Instinctively she slid her hand across her belly. The future would take care of itself whether she wanted it to or not.
STEPHANIE POURED SMALL amounts of blue paint into four paper cups, setting them on the miniature easels in preparation for the children’s arrival at school.
“I don’t see why you had to make such a big deal out of Danny Sullivan rescuing the hamsters,” she complained to Alice, who was unstacking pint-size chairs from the play table. “It’s not like he did anything all that brave.”
“The children think he’s a hero. And you do have to give him some credit for kissing a hamster.”
“He did mouth-to—”
“Besides, I was talking to one of the other fireman after all the excitement was over. Turns out he’s
single, and the way he was looking at you I got the distinct impression—”
“Aha!

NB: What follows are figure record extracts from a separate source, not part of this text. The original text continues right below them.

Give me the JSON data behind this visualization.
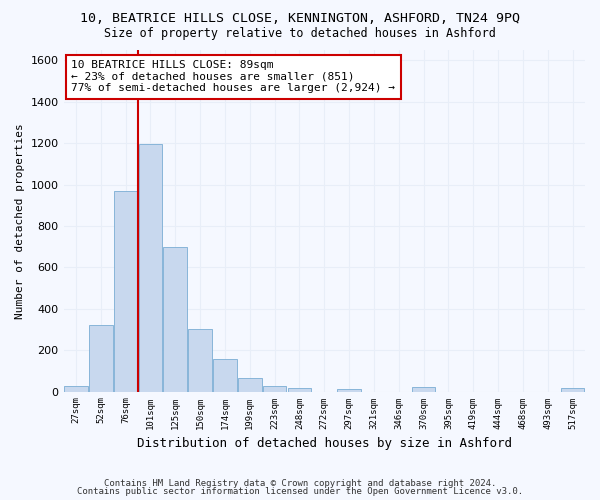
{
  "title1": "10, BEATRICE HILLS CLOSE, KENNINGTON, ASHFORD, TN24 9PQ",
  "title2": "Size of property relative to detached houses in Ashford",
  "xlabel": "Distribution of detached houses by size in Ashford",
  "ylabel": "Number of detached properties",
  "categories": [
    "27sqm",
    "52sqm",
    "76sqm",
    "101sqm",
    "125sqm",
    "150sqm",
    "174sqm",
    "199sqm",
    "223sqm",
    "248sqm",
    "272sqm",
    "297sqm",
    "321sqm",
    "346sqm",
    "370sqm",
    "395sqm",
    "419sqm",
    "444sqm",
    "468sqm",
    "493sqm",
    "517sqm"
  ],
  "values": [
    25,
    320,
    970,
    1195,
    700,
    300,
    155,
    65,
    28,
    15,
    0,
    14,
    0,
    0,
    20,
    0,
    0,
    0,
    0,
    0,
    18
  ],
  "bar_color": "#c8d8ee",
  "bar_edge_color": "#7aadd4",
  "vline_color": "#cc0000",
  "annotation_text": "10 BEATRICE HILLS CLOSE: 89sqm\n← 23% of detached houses are smaller (851)\n77% of semi-detached houses are larger (2,924) →",
  "annotation_box_color": "#ffffff",
  "annotation_box_edge": "#cc0000",
  "footer1": "Contains HM Land Registry data © Crown copyright and database right 2024.",
  "footer2": "Contains public sector information licensed under the Open Government Licence v3.0.",
  "background_color": "#f5f8ff",
  "grid_color": "#e8eef8",
  "ylim": [
    0,
    1650
  ],
  "yticks": [
    0,
    200,
    400,
    600,
    800,
    1000,
    1200,
    1400,
    1600
  ]
}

You are trying to do some matchmaking. For your information, Danny and I go back a long way and there hasn’t been a single ounce of chemistry between us.” Not on his part, at any rate. Her adolescent angsting didn’t count.
The angelic smile on Alice’s face didn’t quite match the devilment in her gray eyes. Happily married women with devoted husbands and the standard two-point-seven healthy children were the bane of all single women. Constitutionally unable to pass up an opportunity to matchmake.
“Well, you do need a daddy for your baby and if you two have a past—”
“No past, not like you mean. No future, either.” She dumped red powder into a clean cup and mixed in some water, stirring more vigorously than was wise. “I’m probably the last woman on earth he’d want to get involved with, even if I wasn’t pregnant. Which I am. So just cool it, okay?”
Alice’s retort was cut off by the arrival of the first two children of the day. She lifted her shoulders in an unconcerned shrug, then hurried to greet the preschoolers.
Stephanie frowned at the spatters of red across the newspaper she’d been using to protect the table—and at the matching spots on her blouse. Fortunately she liked wearing bright colors. The print on this particular maternity blouse was of a flower garden in full bloom with the words, “From little seeds grow the most beautiful things.”
She sighed. At least the paint was washable.
For the next hour, she supervised outdoor play, the February morning so mild the kids only needed a light sweater to keep them warm. Then she brought the youngsters inside for juice and show-and-tell. Jason Swift announced that he’d stuck an ant up his nose yesterday, and Tami Malone shared the news that when her daddy slept on top of her mommy, her mommy made funny noises, but it was all right because they loved each other.
Stephanie ruled out both topics from any further discussion.
She was about to send them off for free play with blocks and plastic dump trucks and the indoor playhouse, when the front door opened. She looked up and her heart did a ridiculous stutter step.